Reaching the Boy Inside the Angry Man?

Displeased senior man having a disagreement with his adult son in nature.

Anger is something that men struggle with, but it is an essential part of a man’s emotional life. Anger can flow like a river from the site of a man’s wounds and cause him to rage. However, he may not feel it. He may also be unaware of what caused his anger. Despite anger’s destructive nature, it is important for men to recognize the healing side to anger. It tends to point at their deeper wounds.

Many men don’t know what their emotional wounds are and struggle to understand why they are angry. Robert Bly, the author Iron John, said, “The savage men is wounded and prefers to not examine it.” This says a lot about how early boys compartmentalize and stuff away negative emotions and painful experiences into a forgotten realm of their subconscious minds. Because the wounded boy wanders somewhere in the unconscious mind of the man, emotionally wounded boys become wounded men. Bly correctly pointed out the dilemma faced by every man who hasn’t worked through his boyhood wounds. Every boy is responsible for something that they have to regain later in their lives through their individual inner and outer pursuits. Anger serves as a reminder that the man is still on a quest to heal the boy who is wounded.

Where can an angry man start to seek healing for his wounds? Because they have forgotten the place they kept their wounds, men spend a lot of their lives trying to understand why they are angry. It would be easy to heal the boy inside and resolve anger. Men would surely line up to get the miracle elixir. Easy remedies will only make a man weaker and more ineffective.

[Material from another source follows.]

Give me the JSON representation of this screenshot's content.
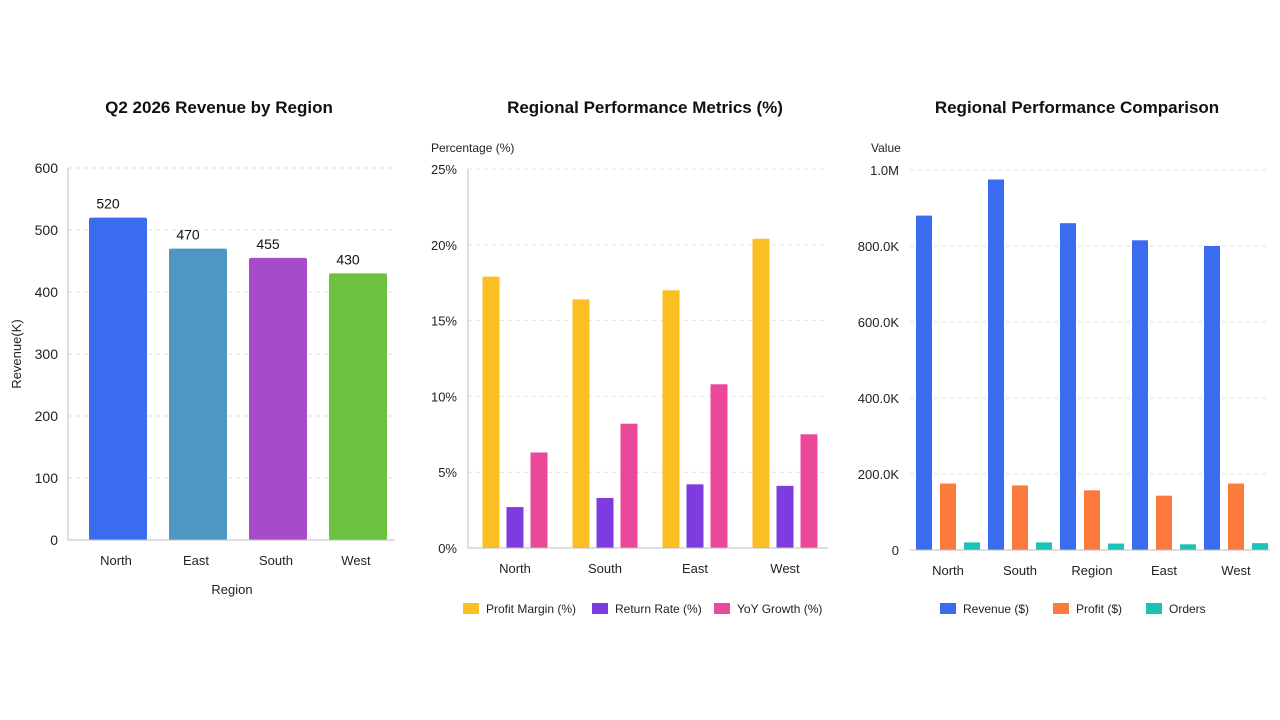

The quest to heal his wounds is what gives rise to his character strength, much like the search for the Holy Grail.

Men must accept their past traumas, failures, traumas, shame, guilt and victimization in order to heal their wounds. In Star Wars, Luke Skywalker was forced to enter a dark cavern in order to fight and kill Darth Vader. Only then did he discover that his face was hidden behind the helmet of his mortal enemy. This shows that even though they are fighting with other men, many of them struggle to heal their inner pains, shame, and guilt.

Many men in prison tried to heal their wounds with drugs, alcohol, or violence. But they were never released. Some men take their wounds out on the streets while others bury them in their work. Others seek to heal their wounds by religion but only to use it to harm others. Face the wounds and you can only heal them. That takes courage that very few men are able to muster. But, just as the caterpillar has to push itself out of its cocoon to fly, so must men do the same for their wounds. There are no quick fixes.

While love, forgiveness, and acceptance are powerful healing tools, they often fail to address the root cause of the wound. Few men are able to identify their original wounds. It is important to remember that anger acts as a road sign, pointing men to hidden wounds. By following anger back through the emotions, memories, and experiences of the boy inside, the wounds can be uncovered and healed.

The boy who is found lost in the subconscious forest of the mind is scared and confused. He often rages at his victims even years later. Although he knows the location of his wounds, he must feel secure as a pilgrimage back through deep emotional pain to the events or incidents that hurt him. A therapist can help at this stage. Therapy is a “witnessing profession” that allows the inner boy to feel validated by an objective, caring observer-guide.

Men with anger issues should know that there are options for healing and hope. In order to reach the “rejected, ashamed-self” of the angry man, therapists use “inner child therapy.” The best way to deal with anger problems in men is to connect with your inner boy and heal the wounds.